The caller hung up without another word, and Kashkin tossed the phone onto the bed.

He was packing his bag a short time later when there came a knock at the door.

It was his nephew Bworz, another blue-eyed Caucasian from the Caucasus. “What happened?” was the first thing he said after closing the door behind him.

Kashkin shrugged, going back to packing his bag. He had important business up in Montana. A request had been made by his AQAP allies living in Windsor, Canada, two brothers named Akram and Haroun al-Rashid.
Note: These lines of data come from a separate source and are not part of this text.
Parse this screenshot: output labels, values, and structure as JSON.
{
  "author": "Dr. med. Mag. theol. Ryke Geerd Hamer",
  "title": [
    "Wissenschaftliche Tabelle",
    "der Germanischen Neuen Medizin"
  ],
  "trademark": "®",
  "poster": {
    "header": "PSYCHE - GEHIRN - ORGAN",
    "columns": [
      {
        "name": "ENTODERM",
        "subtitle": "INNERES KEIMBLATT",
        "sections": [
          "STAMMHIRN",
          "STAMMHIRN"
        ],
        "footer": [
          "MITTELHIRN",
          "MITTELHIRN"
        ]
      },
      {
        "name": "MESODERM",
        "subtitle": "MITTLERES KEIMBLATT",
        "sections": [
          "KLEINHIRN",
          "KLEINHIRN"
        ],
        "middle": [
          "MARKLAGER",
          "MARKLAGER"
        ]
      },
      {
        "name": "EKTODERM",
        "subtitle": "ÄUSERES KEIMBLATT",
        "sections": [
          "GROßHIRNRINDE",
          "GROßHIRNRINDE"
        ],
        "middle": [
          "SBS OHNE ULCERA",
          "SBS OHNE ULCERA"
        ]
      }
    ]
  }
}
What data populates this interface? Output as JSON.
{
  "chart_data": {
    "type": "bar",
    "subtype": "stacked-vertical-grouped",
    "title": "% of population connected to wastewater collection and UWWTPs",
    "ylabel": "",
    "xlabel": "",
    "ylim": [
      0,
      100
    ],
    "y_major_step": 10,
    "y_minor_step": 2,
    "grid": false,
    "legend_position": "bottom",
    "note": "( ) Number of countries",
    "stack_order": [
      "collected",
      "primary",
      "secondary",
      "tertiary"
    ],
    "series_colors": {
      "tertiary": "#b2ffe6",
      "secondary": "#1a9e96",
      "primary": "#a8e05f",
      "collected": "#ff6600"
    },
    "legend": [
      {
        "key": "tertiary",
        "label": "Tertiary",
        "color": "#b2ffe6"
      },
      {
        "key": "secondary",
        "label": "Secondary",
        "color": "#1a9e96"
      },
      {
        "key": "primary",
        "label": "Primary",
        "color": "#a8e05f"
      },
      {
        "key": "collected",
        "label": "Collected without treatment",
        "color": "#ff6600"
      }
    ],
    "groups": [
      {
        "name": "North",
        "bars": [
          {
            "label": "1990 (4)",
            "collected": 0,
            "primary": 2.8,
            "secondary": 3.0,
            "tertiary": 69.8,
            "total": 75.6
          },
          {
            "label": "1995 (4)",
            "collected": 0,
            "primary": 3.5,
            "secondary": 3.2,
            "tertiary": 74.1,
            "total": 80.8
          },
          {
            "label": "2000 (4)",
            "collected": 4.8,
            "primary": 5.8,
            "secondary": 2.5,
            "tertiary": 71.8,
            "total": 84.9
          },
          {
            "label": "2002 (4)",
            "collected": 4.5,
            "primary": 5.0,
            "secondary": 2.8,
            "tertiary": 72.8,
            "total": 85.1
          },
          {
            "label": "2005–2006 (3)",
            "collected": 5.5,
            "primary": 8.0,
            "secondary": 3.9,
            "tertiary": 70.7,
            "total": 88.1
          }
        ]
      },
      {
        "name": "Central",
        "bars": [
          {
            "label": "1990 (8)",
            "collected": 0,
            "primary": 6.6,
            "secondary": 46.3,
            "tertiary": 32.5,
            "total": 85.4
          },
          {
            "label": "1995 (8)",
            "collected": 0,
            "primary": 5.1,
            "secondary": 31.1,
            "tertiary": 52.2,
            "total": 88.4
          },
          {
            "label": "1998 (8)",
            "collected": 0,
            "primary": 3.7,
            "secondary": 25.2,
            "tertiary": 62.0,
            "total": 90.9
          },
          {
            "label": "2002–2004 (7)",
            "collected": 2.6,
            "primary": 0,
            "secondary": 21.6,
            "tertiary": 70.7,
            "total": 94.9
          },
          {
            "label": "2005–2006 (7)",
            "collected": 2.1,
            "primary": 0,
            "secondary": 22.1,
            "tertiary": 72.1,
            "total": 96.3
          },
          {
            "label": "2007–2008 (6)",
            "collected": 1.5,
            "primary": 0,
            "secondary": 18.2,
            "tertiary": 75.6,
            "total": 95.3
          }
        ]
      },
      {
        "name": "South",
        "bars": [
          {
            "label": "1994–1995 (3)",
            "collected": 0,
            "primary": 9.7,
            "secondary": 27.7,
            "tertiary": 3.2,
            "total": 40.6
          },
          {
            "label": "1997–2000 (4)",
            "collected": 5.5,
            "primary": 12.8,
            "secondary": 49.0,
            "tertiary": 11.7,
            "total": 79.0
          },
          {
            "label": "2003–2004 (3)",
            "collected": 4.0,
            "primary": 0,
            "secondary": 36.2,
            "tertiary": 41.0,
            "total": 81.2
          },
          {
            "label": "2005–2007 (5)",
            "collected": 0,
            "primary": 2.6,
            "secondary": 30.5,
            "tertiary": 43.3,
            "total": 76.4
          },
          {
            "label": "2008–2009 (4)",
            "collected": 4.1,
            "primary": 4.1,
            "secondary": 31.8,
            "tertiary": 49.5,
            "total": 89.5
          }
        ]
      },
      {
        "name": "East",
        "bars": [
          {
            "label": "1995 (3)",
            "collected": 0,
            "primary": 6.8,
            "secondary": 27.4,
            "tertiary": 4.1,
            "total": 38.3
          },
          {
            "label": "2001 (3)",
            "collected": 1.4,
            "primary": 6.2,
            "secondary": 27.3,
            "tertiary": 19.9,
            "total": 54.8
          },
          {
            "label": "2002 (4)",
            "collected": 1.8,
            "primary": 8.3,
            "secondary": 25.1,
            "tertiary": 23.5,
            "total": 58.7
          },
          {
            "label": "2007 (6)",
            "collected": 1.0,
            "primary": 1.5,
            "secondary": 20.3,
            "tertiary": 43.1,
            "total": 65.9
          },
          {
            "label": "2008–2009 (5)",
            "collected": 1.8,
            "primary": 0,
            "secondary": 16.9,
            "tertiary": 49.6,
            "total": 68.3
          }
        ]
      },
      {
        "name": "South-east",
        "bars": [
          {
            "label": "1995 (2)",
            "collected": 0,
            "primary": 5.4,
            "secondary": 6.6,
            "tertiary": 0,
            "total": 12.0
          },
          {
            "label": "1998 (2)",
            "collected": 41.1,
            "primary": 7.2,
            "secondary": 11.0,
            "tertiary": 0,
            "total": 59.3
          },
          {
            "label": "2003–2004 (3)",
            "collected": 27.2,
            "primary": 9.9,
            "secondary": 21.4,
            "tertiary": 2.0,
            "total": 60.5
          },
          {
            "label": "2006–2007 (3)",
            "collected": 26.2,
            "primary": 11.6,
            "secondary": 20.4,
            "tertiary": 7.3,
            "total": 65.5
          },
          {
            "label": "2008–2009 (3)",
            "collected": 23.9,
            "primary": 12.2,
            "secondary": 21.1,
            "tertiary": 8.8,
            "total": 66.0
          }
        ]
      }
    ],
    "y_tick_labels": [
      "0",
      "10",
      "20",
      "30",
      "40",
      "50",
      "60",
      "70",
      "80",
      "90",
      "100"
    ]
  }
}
He had met the fundamentalist Wahhabi brothers through his contacts in the Riyad us-Saliheyn Martyrs’ Brigade, and they had arranged for the funding he needed to purchase the RA-115s, asking only a simple quid pro quo in return… to kill an American hero at his own game… on his own soil.

“Obviously something went wrong,” he said. “There’s no point to worry about it. What’s important is that Zakayev did his duty. The bomb did not fall into enemy hands. Your men are protecting the other weapon?”

“Yes,” Bworz said. “We rented the house on the corner… the one you suggested. It’s extremely close to the target.”

“Good.” Kashkin flipped the suitcase closed and buckled it. “I’ll meet you there as soon as I’m finished in Montana, and we’ll work out the details of our escape.”

Bworz stood staring at him. “I don’t like the idea of you going after Shannon by yourself. He’s dangerous… as dangerous as any the Americans have.”

“I can travel more easily alone.” Kashkin handed him a small blue laptop from the dresser. It was one of two, the only difference between them being the color. “There’s no need for the red one now that the second bomb has been lost.”

“There’s no need for this one either,” Bworz said, tucking the blue laptop under his arm. “We’ve studied the target area in great detail. My men know it by heart.”

“Then be sure to destroy the hard drive before you get rid of it.”

“I will,” Bworz promised. “Have you purchased a rifle for the hit?”

“I found one yesterday at a local gun show,” Kashkin replied. “I had to pay the vendor quadruple his asking price because I’m not a citizen, but it’s a good rifle. The Germans killed many Russians with it during the Great War.”

“A Mauser,” Bworz muttered. “Shannon will have something much better.”

Kashkin hefted the suitcase from the bed to the floor. “The man will never even know I am there. Now take that down to the car for me. I have to pray.”